Dans Paterson, Jim Jarmusch met en scène un poète également chauffeur de bus. Un film inscrit dans la sérénité du quotidien et qui exalte simplement l’évident prodige des mots.

Christophe Kantcheff  • 21 décembre 2016 abonné·es
« Paterson », de Jim Jarmusch : Transports en commun
© Frederick Elmes

Comme nombre de héros de Jim Jarmusch, Paterson (Adam Driver) est un homme impassible, plutôt taiseux, mais dont la vie intérieure est un permanent bouillonnement. En prenant son petit-déjeuner avant de se rendre à son travail, il arrête son regard sur une boîte d’allumettes. Ce qui, en lui, va faire advenir un poème.

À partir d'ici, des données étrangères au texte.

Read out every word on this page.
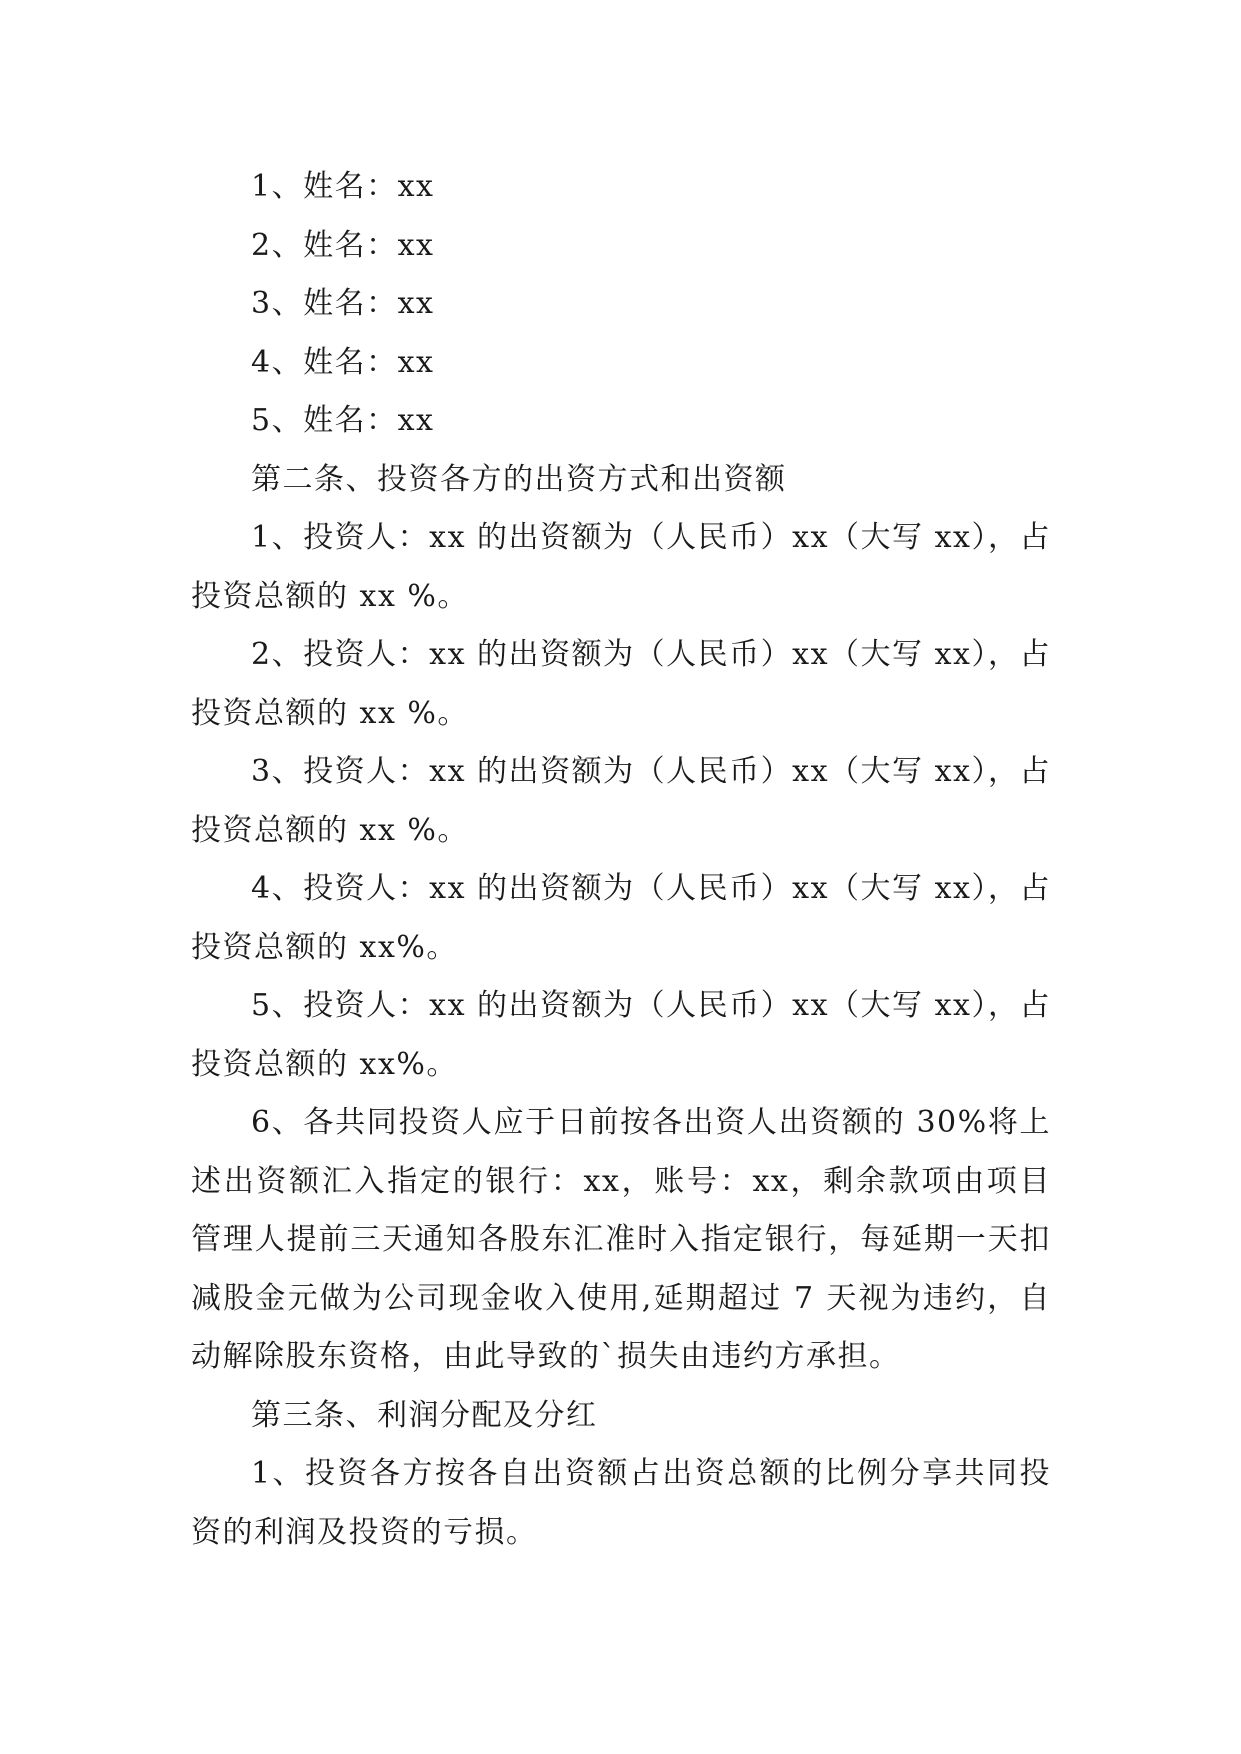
1、姓名：xx

2、姓名：xx

3、姓名：xx

4、姓名：xx

5、姓名：xx

第二条、投资各方的出资方式和出资额

1、投资人：xx 的出资额为（人民币）xx（大写 xx），占投资总额的 xx %。

2、投资人：xx 的出资额为（人民币）xx（大写 xx），占投资总额的 xx %。

3、投资人：xx 的出资额为（人民币）xx（大写 xx），占投资总额的 xx %。

4、投资人：xx 的出资额为（人民币）xx（大写 xx），占投资总额的 xx%。

5、投资人：xx 的出资额为（人民币）xx（大写 xx），占投资总额的 xx%。

6、各共同投资人应于日前按各出资人出资额的 30%将上述出资额汇入指定的银行：xx，账号：xx，剩余款项由项目管理人提前三天通知各股东汇准时入指定银行，每延期一天扣减股金元做为公司现金收入使用,延期超过 7 天视为违约，自动解除股东资格，由此导致的`损失由违约方承担。

第三条、利润分配及分红

1、投资各方按各自出资额占出资总额的比例分享共同投资的利润及投资的亏损。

Paterson est poète et chauffeur de bus dans une ville du New Jersey qui porte le même nom que lui et où est né son maître en écriture, William Carlos Williams, l’auteur de Paterson. « Point d’idées sinon dans les choses [^1] », y a écrit -Williams. Ce qui donne une bonne -indication de la poésie que produit le personnage principal et du film lui-même, ancré dans le quotidien, matérialiste et attentif aux détails.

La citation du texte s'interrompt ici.